Au Vietnam, les nominations épiscopales se font « suivant une procédure convenue oralement avec le gouvernement », dont « l’exécution se base sur l’honneur, sur la bonne foi et sur le respect de la parole donnée et ne peut pas être défendue judiciairement », a déclaré le cardinal Pietro Parolin, le Secrétaire d’État du Vatican, au cours d’une conférence à l’Université pontificale grégorienne le 28 février dernier.

Le cardinal Parolin est ce diplomate qui, en 1996, alors qu’il était sous-secrétaire du Saint-Siège pour les relations avec les États, fut le principal artisan de cet accord « verbal » sur la nomination des évêques.
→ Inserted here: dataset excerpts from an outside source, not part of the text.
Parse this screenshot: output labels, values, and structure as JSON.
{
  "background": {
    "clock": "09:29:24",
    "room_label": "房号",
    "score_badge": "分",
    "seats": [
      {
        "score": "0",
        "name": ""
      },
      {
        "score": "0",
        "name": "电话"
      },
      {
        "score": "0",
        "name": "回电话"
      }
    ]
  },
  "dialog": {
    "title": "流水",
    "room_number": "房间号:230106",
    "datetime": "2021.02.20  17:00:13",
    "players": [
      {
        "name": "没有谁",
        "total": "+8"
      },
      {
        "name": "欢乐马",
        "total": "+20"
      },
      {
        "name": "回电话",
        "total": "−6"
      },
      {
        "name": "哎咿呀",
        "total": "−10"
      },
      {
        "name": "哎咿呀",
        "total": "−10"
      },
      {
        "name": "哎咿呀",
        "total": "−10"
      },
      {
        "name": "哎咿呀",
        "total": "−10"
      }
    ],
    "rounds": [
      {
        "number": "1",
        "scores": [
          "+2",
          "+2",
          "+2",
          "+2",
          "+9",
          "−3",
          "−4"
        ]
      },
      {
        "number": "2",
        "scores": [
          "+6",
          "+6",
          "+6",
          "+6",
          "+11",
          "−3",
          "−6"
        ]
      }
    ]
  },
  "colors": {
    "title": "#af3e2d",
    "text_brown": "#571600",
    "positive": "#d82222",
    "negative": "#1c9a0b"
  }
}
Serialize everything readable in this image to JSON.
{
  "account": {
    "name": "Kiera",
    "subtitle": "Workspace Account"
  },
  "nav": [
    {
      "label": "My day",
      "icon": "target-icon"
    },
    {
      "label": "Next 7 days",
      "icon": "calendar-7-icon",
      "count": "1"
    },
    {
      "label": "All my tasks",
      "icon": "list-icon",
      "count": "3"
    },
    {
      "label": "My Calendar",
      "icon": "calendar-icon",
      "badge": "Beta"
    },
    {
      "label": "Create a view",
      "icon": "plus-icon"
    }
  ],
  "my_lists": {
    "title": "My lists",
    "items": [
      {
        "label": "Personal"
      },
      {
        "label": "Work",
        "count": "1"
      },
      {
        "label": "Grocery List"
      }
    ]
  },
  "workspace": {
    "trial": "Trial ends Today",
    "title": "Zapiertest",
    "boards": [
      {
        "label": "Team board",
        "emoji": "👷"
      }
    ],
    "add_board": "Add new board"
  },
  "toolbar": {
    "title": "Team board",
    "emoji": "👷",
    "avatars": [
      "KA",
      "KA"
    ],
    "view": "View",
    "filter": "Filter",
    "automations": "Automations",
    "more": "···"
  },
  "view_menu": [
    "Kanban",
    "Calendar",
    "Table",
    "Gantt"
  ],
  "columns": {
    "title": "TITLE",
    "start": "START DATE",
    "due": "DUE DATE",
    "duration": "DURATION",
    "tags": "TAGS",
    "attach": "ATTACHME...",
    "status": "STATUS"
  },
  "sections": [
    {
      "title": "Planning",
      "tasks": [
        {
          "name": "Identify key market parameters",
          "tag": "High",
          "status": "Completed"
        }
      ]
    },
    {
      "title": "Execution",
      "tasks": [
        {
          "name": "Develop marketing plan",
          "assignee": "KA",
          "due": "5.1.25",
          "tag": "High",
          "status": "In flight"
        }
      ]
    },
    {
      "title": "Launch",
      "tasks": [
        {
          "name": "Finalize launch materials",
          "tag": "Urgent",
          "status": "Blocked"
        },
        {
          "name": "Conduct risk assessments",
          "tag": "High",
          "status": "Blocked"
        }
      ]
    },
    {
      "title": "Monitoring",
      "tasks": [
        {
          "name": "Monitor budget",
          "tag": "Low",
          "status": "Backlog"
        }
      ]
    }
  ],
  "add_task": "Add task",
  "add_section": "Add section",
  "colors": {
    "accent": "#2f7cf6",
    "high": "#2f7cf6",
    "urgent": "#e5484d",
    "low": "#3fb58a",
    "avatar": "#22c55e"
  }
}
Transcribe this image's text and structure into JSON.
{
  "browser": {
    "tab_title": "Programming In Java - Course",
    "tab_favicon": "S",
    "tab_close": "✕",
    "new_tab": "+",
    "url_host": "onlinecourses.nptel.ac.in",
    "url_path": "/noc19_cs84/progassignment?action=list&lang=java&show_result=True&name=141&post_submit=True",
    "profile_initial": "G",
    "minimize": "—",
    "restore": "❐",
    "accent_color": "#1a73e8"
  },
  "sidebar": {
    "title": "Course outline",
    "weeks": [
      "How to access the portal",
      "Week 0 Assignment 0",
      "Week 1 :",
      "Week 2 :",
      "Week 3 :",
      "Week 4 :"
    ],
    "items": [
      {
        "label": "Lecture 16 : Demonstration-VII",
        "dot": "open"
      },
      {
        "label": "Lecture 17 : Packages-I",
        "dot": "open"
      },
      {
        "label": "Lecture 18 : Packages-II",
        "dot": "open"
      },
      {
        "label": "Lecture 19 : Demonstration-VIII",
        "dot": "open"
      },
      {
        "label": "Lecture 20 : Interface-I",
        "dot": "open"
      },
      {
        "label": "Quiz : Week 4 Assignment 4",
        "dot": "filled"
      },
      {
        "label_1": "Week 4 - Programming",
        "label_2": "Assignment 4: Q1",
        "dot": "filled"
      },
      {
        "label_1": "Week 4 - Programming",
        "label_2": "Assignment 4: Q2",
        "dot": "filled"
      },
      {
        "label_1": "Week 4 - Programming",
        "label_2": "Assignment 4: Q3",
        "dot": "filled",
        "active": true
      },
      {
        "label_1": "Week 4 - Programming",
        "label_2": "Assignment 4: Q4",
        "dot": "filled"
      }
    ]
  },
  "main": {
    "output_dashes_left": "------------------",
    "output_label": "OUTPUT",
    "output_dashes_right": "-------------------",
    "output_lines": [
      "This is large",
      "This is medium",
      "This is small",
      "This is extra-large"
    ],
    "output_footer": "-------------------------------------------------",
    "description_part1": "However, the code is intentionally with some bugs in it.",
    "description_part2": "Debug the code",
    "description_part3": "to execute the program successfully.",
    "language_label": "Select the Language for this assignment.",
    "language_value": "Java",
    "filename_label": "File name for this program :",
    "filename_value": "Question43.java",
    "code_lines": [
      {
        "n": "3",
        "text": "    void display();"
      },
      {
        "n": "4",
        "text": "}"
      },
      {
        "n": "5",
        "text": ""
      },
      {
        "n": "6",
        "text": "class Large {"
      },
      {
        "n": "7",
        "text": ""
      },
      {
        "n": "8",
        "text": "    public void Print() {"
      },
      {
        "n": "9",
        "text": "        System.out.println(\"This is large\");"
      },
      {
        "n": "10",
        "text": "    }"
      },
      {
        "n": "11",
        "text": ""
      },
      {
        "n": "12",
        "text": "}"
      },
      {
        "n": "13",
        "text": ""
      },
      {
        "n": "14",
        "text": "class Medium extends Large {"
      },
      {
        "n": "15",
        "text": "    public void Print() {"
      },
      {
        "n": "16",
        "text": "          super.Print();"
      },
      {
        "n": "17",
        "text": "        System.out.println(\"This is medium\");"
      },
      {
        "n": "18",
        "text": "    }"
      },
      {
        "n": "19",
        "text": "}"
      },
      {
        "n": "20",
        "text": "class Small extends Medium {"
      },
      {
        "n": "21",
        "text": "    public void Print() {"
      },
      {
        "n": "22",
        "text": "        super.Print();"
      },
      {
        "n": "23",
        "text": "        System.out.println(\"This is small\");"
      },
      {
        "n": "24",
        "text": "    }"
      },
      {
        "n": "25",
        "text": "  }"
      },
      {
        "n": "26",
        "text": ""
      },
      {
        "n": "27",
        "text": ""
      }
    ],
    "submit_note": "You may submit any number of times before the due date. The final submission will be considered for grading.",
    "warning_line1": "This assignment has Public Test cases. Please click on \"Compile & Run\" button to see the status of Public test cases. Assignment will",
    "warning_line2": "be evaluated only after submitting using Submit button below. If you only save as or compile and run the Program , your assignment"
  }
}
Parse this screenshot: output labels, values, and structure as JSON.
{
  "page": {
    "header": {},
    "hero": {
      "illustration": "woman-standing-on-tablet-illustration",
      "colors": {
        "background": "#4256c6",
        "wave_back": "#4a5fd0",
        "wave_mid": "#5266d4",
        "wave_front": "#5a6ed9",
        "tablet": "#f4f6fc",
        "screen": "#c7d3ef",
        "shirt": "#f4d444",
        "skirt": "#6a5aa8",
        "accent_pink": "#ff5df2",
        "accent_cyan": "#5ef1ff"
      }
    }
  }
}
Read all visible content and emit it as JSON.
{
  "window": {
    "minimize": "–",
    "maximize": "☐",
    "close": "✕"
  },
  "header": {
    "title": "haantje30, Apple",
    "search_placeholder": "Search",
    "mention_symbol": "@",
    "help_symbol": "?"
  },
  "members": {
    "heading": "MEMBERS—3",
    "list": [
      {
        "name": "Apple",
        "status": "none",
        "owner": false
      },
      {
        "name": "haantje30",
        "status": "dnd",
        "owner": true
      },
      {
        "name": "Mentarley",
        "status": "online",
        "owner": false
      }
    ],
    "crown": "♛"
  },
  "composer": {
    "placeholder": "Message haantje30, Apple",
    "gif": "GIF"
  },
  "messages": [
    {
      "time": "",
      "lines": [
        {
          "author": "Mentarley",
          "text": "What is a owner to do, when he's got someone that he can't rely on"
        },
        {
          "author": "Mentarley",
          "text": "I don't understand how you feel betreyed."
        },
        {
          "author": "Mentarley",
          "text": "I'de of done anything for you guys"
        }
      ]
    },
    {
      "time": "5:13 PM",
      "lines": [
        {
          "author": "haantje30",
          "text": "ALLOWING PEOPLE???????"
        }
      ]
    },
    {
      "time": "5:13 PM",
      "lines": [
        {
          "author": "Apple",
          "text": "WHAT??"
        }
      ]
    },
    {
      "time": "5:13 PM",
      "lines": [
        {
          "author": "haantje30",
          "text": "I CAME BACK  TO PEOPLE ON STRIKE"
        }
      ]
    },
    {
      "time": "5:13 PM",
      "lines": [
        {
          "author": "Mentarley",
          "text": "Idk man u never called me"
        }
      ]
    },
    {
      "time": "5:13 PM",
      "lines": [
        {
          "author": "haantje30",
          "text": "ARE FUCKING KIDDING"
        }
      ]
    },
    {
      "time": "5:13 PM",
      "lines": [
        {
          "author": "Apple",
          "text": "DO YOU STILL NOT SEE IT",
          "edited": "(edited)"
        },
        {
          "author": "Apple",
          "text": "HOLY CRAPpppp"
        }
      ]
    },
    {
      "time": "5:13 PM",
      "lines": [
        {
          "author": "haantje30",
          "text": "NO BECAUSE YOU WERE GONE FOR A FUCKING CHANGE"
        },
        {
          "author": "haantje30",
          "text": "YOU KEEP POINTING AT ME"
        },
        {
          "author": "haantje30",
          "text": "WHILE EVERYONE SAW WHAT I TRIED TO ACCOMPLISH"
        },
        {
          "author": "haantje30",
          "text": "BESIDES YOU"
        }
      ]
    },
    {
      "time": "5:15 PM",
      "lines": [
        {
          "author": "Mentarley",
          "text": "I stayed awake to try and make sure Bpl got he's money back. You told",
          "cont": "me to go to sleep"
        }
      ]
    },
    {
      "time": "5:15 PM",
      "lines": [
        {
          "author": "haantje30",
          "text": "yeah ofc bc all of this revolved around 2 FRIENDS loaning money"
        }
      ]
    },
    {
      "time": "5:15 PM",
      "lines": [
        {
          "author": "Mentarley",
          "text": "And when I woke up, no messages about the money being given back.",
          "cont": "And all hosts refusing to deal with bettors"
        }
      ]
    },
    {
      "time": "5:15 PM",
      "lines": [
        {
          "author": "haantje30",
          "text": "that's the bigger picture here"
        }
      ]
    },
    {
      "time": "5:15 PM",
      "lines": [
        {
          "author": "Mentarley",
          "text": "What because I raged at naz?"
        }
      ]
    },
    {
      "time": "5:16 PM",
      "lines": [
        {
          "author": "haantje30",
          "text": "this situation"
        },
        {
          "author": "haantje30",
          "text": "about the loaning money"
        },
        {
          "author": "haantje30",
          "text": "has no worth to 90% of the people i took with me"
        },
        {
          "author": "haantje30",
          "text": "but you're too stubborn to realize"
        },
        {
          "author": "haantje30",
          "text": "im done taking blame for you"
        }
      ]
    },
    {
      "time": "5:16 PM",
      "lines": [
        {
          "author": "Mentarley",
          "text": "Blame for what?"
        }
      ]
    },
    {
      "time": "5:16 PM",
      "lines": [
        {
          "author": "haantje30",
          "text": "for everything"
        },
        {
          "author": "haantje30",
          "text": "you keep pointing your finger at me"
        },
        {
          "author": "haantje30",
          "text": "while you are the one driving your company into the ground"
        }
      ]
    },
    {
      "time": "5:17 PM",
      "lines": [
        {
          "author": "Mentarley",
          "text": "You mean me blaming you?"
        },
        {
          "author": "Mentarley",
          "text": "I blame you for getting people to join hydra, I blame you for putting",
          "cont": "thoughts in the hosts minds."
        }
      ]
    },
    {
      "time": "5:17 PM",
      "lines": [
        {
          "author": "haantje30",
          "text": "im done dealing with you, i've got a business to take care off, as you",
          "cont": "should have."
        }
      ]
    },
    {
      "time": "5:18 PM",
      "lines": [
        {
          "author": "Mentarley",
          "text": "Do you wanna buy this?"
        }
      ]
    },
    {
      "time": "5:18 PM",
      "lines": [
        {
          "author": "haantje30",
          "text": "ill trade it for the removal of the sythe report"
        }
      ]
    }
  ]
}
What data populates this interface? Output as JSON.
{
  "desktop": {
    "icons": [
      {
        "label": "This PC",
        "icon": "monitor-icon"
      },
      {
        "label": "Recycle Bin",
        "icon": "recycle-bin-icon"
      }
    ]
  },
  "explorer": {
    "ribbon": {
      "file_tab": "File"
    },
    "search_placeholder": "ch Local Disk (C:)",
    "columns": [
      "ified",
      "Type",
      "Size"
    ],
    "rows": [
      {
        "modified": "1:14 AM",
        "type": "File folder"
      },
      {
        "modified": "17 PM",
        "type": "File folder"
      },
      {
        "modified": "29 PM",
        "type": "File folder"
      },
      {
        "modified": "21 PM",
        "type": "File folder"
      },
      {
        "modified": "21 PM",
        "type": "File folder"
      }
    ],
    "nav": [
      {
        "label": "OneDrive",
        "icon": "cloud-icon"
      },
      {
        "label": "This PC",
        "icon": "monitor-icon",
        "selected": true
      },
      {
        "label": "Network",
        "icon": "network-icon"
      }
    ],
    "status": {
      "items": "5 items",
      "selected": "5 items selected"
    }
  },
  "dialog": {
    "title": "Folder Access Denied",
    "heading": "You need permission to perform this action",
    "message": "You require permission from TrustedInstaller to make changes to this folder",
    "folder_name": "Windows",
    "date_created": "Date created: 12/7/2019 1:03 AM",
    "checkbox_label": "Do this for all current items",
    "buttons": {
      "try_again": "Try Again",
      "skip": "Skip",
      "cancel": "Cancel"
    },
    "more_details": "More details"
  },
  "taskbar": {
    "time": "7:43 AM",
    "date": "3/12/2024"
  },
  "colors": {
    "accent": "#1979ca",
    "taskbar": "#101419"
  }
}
Depuis lors, il revient aux autorités vietnamiennes de choisir chaque nouvel évêque parmi trois candidats proposés par le Saint-Siège. Et il n’est pas rare qu’aucun des trois ne leur convienne, ce qui a pour effet de repousser la nomination pendant des années et de laisser le siège diocésain vacant.

En Chine, le Saint-Siège est encore plus désavantagé parce que le choix initial des candidats revient dans les faits aux autorités chinoises, un choix que dans un deuxième temps le Pape ne peut qu’accepter ou refuser, ce qui a pour effet de renvoyer la nomination à un nouveau futur candidat qui serait plus acceptable.

Ces deux accords ouvrent donc inévitablement la voie à l’entrée en fonction d’évêques soumis à leurs régimes respectifs, l’un et l’autre totalement dominés par des partis communistes idéologiquement opposés à la liberté religieuse.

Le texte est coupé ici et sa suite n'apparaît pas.